US 11,750,547 B2
Multimodal named entity recognition
Vitor Rocha de Carvalho, San Diego, CA (US); Leonardo Ribas Machado das Neves, Marina Del Rey, CA (US); and Seungwhan Moon, Bellevue, WA (US)
Assigned to Snap Inc., Santa Monica, CA (US)
Filed by Snap Inc., Santa Monica, CA (US)
Filed on Aug. 27, 2021, as Appl. No. 17/459,161.
Application 17/459,161 is a continuation of application No. 16/125,615, filed on Sep. 7, 2018, granted, now 11,120,334.
Claims priority of provisional application 62/556,206, filed on Sep. 8, 2017.
Prior Publication US 2021/0390411 A1, Dec. 16, 2021
This patent is subject to a terminal disclaimer.
Int. Cl. H04L 51/10 (2022.01); G06N 3/08 (2023.01); G06V 30/19 (2022.01); G06V 10/82 (2022.01); G06V 10/40 (2022.01); H04L 67/10 (2022.01)

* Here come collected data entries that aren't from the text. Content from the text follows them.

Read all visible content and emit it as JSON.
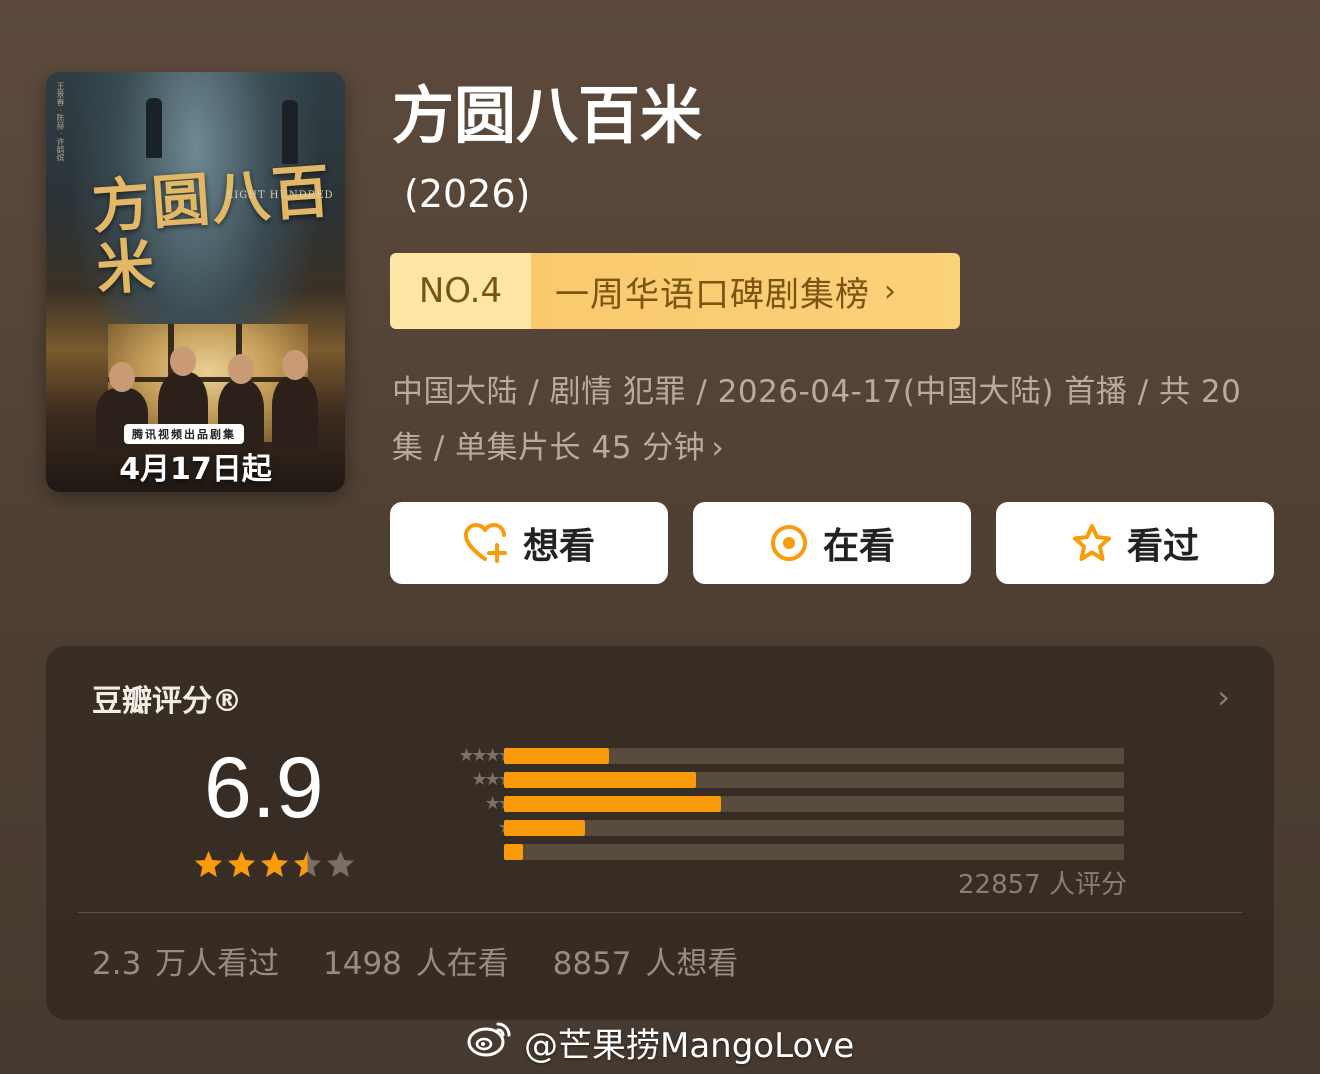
{
  "poster": {
    "title_art": "方圆八百米",
    "subtitle_art": "EIGHT HUNDRED",
    "badge": "腾讯视频出品剧集",
    "date": "4月17日起"
  },
  "title": "方圆八百米",
  "year": "(2026)",
  "rank": {
    "number": "NO.4",
    "list_label": "一周华语口碑剧集榜",
    "chevron": "›"
  },
  "meta": {
    "text": "中国大陆 / 剧情 犯罪 / 2026-04-17(中国大陆) 首播 / 共 20 集 / 单集片长 45 分钟",
    "chevron": "›"
  },
  "actions": {
    "want": "想看",
    "watching": "在看",
    "watched": "看过"
  },
  "rating": {
    "label": "豆瓣评分®",
    "score": "6.9",
    "score_stars": 3.5,
    "distribution": [
      {
        "stars": 5,
        "fraction": 0.17
      },
      {
        "stars": 4,
        "fraction": 0.31
      },
      {
        "stars": 3,
        "fraction": 0.35
      },
      {
        "stars": 2,
        "fraction": 0.13
      },
      {
        "stars": 1,
        "fraction": 0.03
      }
    ],
    "count": "22857 人评分",
    "stats": {
      "watched": "2.3 万人看过",
      "watching": "1498 人在看",
      "want": "8857 人想看"
    }
  },
  "watermark": "@芒果捞MangoLove",
  "colors": {
    "star": "#f99b0a",
    "bar": "#f99b0a",
    "rank_bg": "#f9c96e",
    "rank_text": "#7a5512"
  },
  "icons": [
    "heart-plus-icon",
    "target-icon",
    "star-outline-icon",
    "weibo-icon",
    "chevron-right-icon"
  ]
}
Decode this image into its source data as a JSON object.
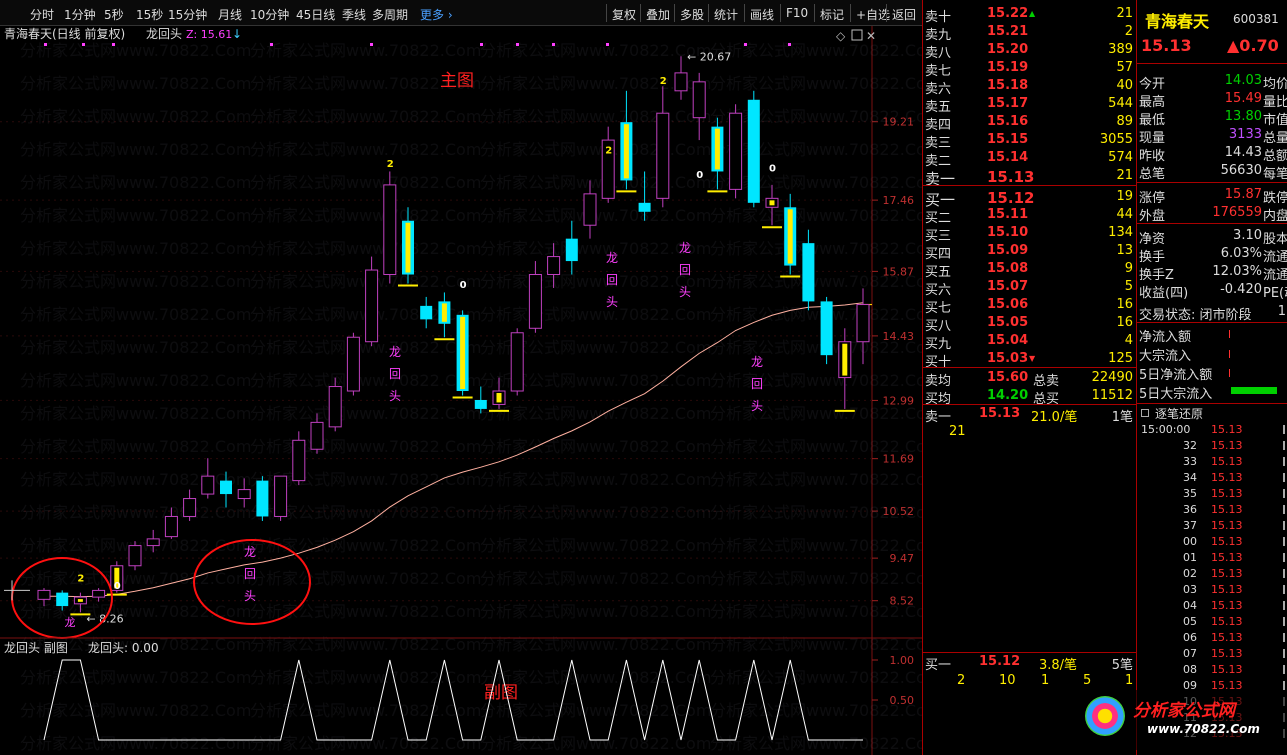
{
  "toolbar": {
    "left_tabs": [
      "分时",
      "1分钟",
      "5秒",
      "15秒",
      "15分钟",
      "月线",
      "10分钟",
      "45日线",
      "季线",
      "多周期"
    ],
    "more_label": "更多",
    "right_buttons": [
      "复权",
      "叠加",
      "多股",
      "统计",
      "画线",
      "F10",
      "标记",
      "+自选",
      "返回"
    ]
  },
  "chart_header": {
    "stock_name": "青海春天",
    "period": "(日线 前复权)",
    "indicator_name": "龙回头",
    "z_label": "Z: 15.61",
    "arrow": "↓"
  },
  "main_label": "主图",
  "sub_label": "副图",
  "sub_header": {
    "text": "龙回头 副图",
    "value_label": "龙回头: 0.00"
  },
  "price_axis": [
    "19.21",
    "17.46",
    "15.87",
    "14.43",
    "12.99",
    "11.69",
    "10.52",
    "9.47",
    "8.52"
  ],
  "sub_axis": [
    "1.00",
    "0.50"
  ],
  "annotations": {
    "high": "20.67",
    "low": "8.26",
    "dragon_text": [
      "龙",
      "回",
      "头"
    ]
  },
  "signal_numbers": [
    "2",
    "0",
    "2",
    "0",
    "2",
    "0",
    "2",
    "0"
  ],
  "watermark": "分析家公式网www.70822.Com",
  "quote": {
    "sells": [
      {
        "label": "卖十",
        "price": "15.22",
        "vol": "21",
        "mark": "▲"
      },
      {
        "label": "卖九",
        "price": "15.21",
        "vol": "2"
      },
      {
        "label": "卖八",
        "price": "15.20",
        "vol": "389"
      },
      {
        "label": "卖七",
        "price": "15.19",
        "vol": "57"
      },
      {
        "label": "卖六",
        "price": "15.18",
        "vol": "40"
      },
      {
        "label": "卖五",
        "price": "15.17",
        "vol": "544"
      },
      {
        "label": "卖四",
        "price": "15.16",
        "vol": "89"
      },
      {
        "label": "卖三",
        "price": "15.15",
        "vol": "3055"
      },
      {
        "label": "卖二",
        "price": "15.14",
        "vol": "574"
      },
      {
        "label": "卖一",
        "price": "15.13",
        "vol": "21"
      }
    ],
    "buys": [
      {
        "label": "买一",
        "price": "15.12",
        "vol": "19"
      },
      {
        "label": "买二",
        "price": "15.11",
        "vol": "44"
      },
      {
        "label": "买三",
        "price": "15.10",
        "vol": "134"
      },
      {
        "label": "买四",
        "price": "15.09",
        "vol": "13"
      },
      {
        "label": "买五",
        "price": "15.08",
        "vol": "9"
      },
      {
        "label": "买六",
        "price": "15.07",
        "vol": "5"
      },
      {
        "label": "买七",
        "price": "15.06",
        "vol": "16"
      },
      {
        "label": "买八",
        "price": "15.05",
        "vol": "16"
      },
      {
        "label": "买九",
        "price": "15.04",
        "vol": "4"
      },
      {
        "label": "买十",
        "price": "15.03",
        "vol": "125",
        "mark": "▼"
      }
    ],
    "avg_sell": {
      "label": "卖均",
      "price": "15.60",
      "tlabel": "总卖",
      "tval": "22490"
    },
    "avg_buy": {
      "label": "买均",
      "price": "14.20",
      "tlabel": "总买",
      "tval": "11512"
    },
    "trade_top": {
      "label": "卖一",
      "price": "15.13",
      "vol": "21.0/笔",
      "count": "1笔",
      "sub": "21"
    },
    "trade_bottom": {
      "label": "买一",
      "price": "15.12",
      "vol": "3.8/笔",
      "count": "5笔",
      "subs": [
        "2",
        "10",
        "1",
        "5",
        "1"
      ]
    }
  },
  "info": {
    "name": "青海春天",
    "code": "600381",
    "price": "15.13",
    "change": "▲0.70",
    "rows": [
      {
        "k": "今开",
        "v": "14.03",
        "k2": "均价",
        "c": "#00d000"
      },
      {
        "k": "最高",
        "v": "15.49",
        "k2": "量比",
        "c": "#ff3030"
      },
      {
        "k": "最低",
        "v": "13.80",
        "k2": "市值",
        "c": "#00d000"
      },
      {
        "k": "现量",
        "v": "3133",
        "k2": "总量",
        "c": "#c050ff"
      },
      {
        "k": "昨收",
        "v": "14.43",
        "k2": "总额",
        "c": "#ddd"
      },
      {
        "k": "总笔",
        "v": "56630",
        "k2": "每笔",
        "c": "#ddd"
      },
      {
        "k": "涨停",
        "v": "15.87",
        "k2": "跌停",
        "c": "#ff3030"
      },
      {
        "k": "外盘",
        "v": "176559",
        "k2": "内盘",
        "c": "#ff3030"
      },
      {
        "k": "净资",
        "v": "3.10",
        "k2": "股本",
        "c": "#ddd"
      },
      {
        "k": "换手",
        "v": "6.03%",
        "k2": "流通",
        "c": "#ddd"
      },
      {
        "k": "换手Z",
        "v": "12.03%",
        "k2": "流通",
        "c": "#ddd"
      },
      {
        "k": "收益(四)",
        "v": "-0.420",
        "k2": "PE(动)",
        "c": "#ddd"
      }
    ],
    "status": "交易状态: 闭市阶段",
    "status_tail": "1",
    "flows": [
      "净流入额",
      "大宗流入",
      "5日净流入额",
      "5日大宗流入"
    ],
    "tick_title": "逐笔还原",
    "ticks": [
      {
        "t": "15:00:00",
        "p": "15.13"
      },
      {
        "t": "32",
        "p": "15.13"
      },
      {
        "t": "33",
        "p": "15.13"
      },
      {
        "t": "34",
        "p": "15.13"
      },
      {
        "t": "35",
        "p": "15.13"
      },
      {
        "t": "36",
        "p": "15.13"
      },
      {
        "t": "37",
        "p": "15.13"
      },
      {
        "t": "00",
        "p": "15.13"
      },
      {
        "t": "01",
        "p": "15.13"
      },
      {
        "t": "02",
        "p": "15.13"
      },
      {
        "t": "03",
        "p": "15.13"
      },
      {
        "t": "04",
        "p": "15.13"
      },
      {
        "t": "05",
        "p": "15.13"
      },
      {
        "t": "06",
        "p": "15.13"
      },
      {
        "t": "07",
        "p": "15.13"
      },
      {
        "t": "08",
        "p": "15.13"
      },
      {
        "t": "09",
        "p": "15.13"
      },
      {
        "t": "10",
        "p": "15.13"
      },
      {
        "t": "11",
        "p": "15.13"
      },
      {
        "t": "12",
        "p": "15.13"
      }
    ],
    "logo": "分析家公式网",
    "logo_url": "www.70822.Com"
  },
  "chart_data": {
    "type": "candlestick",
    "title": "青海春天",
    "ylabel": "",
    "ylim": [
      8.0,
      20.9
    ],
    "candles": [
      [
        8.55,
        8.75,
        8.4,
        8.8
      ],
      [
        8.7,
        8.4,
        8.3,
        8.75
      ],
      [
        8.45,
        8.6,
        8.26,
        8.7
      ],
      [
        8.6,
        8.75,
        8.5,
        8.8
      ],
      [
        8.75,
        9.3,
        8.7,
        9.4
      ],
      [
        9.3,
        9.75,
        9.2,
        9.85
      ],
      [
        9.75,
        9.9,
        9.6,
        10.1
      ],
      [
        9.95,
        10.4,
        9.9,
        10.6
      ],
      [
        10.4,
        10.8,
        10.3,
        11.0
      ],
      [
        10.9,
        11.3,
        10.8,
        11.7
      ],
      [
        11.2,
        10.9,
        10.6,
        11.4
      ],
      [
        10.8,
        11.0,
        10.6,
        11.25
      ],
      [
        11.2,
        10.4,
        10.3,
        11.3
      ],
      [
        10.4,
        11.3,
        10.3,
        11.3
      ],
      [
        11.2,
        12.1,
        11.1,
        12.3
      ],
      [
        11.9,
        12.5,
        11.8,
        12.7
      ],
      [
        12.4,
        13.3,
        12.3,
        13.5
      ],
      [
        13.2,
        14.4,
        13.1,
        14.5
      ],
      [
        14.3,
        15.9,
        14.2,
        16.2
      ],
      [
        15.8,
        17.8,
        15.6,
        18.1
      ],
      [
        17.0,
        15.8,
        15.6,
        17.3
      ],
      [
        15.1,
        14.8,
        14.6,
        15.3
      ],
      [
        15.2,
        14.7,
        14.4,
        15.4
      ],
      [
        14.9,
        13.2,
        13.1,
        15.0
      ],
      [
        13.0,
        12.8,
        12.7,
        13.3
      ],
      [
        12.9,
        13.2,
        12.8,
        13.5
      ],
      [
        13.2,
        14.5,
        13.1,
        14.6
      ],
      [
        14.6,
        15.8,
        14.5,
        16.1
      ],
      [
        15.8,
        16.2,
        15.5,
        16.5
      ],
      [
        16.6,
        16.1,
        15.8,
        17.0
      ],
      [
        16.9,
        17.6,
        16.6,
        17.9
      ],
      [
        17.5,
        18.8,
        17.4,
        19.1
      ],
      [
        19.2,
        17.9,
        17.7,
        19.9
      ],
      [
        17.4,
        17.2,
        17.0,
        18.1
      ],
      [
        17.5,
        19.4,
        17.3,
        20.0
      ],
      [
        19.9,
        20.3,
        19.7,
        20.67
      ],
      [
        19.3,
        20.1,
        18.8,
        20.3
      ],
      [
        19.1,
        18.1,
        17.7,
        19.3
      ],
      [
        17.7,
        19.4,
        17.5,
        19.6
      ],
      [
        19.7,
        17.4,
        17.3,
        19.9
      ],
      [
        17.3,
        17.5,
        16.9,
        17.8
      ],
      [
        17.3,
        16.0,
        15.8,
        17.6
      ],
      [
        16.5,
        15.2,
        15.0,
        16.8
      ],
      [
        15.2,
        14.0,
        13.8,
        15.3
      ],
      [
        13.5,
        14.3,
        12.8,
        14.6
      ],
      [
        14.3,
        15.13,
        13.8,
        15.49
      ]
    ],
    "ma": [
      8.62,
      8.62,
      8.61,
      8.62,
      8.66,
      8.73,
      8.81,
      8.91,
      9.01,
      9.14,
      9.23,
      9.32,
      9.38,
      9.47,
      9.58,
      9.71,
      9.87,
      10.06,
      10.3,
      10.61,
      10.86,
      11.06,
      11.26,
      11.39,
      11.5,
      11.62,
      11.77,
      11.95,
      12.14,
      12.31,
      12.51,
      12.75,
      12.95,
      13.14,
      13.42,
      13.74,
      14.04,
      14.28,
      14.55,
      14.73,
      14.89,
      15.0,
      15.07,
      15.09,
      15.12,
      15.17
    ],
    "signal_bars": [
      2,
      4,
      20,
      22,
      23,
      25,
      32,
      37,
      40,
      41,
      44
    ],
    "sub_series": [
      0,
      1,
      1,
      0,
      0,
      0,
      0,
      0,
      0,
      0,
      0,
      0,
      0,
      0,
      1,
      0,
      0,
      0,
      0,
      1,
      0,
      0,
      1,
      0,
      0,
      1,
      0,
      0,
      0,
      1,
      0,
      0,
      1,
      0,
      1,
      0,
      1,
      0,
      0,
      1,
      0,
      1,
      0,
      0,
      0,
      0
    ]
  }
}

CPC H04L 51/10 (2013.01) [G06N 3/08 (2013.01); G06V 10/40 (2022.01); G06V 10/82 (2022.01); G06V 30/19147 (2022.01); G06V 30/19173 (2022.01); H04L 67/10 (2013.01)] 16 Claims
OG exemplary drawing
 
1. A method comprising:
identifying a multimodal message comprising an image and a string, the string comprising one or more words;
generating, using an entity neural network, an indication that at least one of the one or more words is a named entity, the entity neural network comprising an attention neural network trained to increase emphasis on one of a plurality of embeddings based on relevance to the multimodal message, the plurality of embeddings comprising an image embedding from the image and a string embedding corresponding to the string in the multimodal message;
storing, using one or more processors of a machine, the named entity as being associated with the multimodal message; and
generating a combined embedding from the image embedding and the string embedding using the attention neural network,
wherein the entity neural network comprises a classification neural network that processes the combined embedding generated by the attention neural network.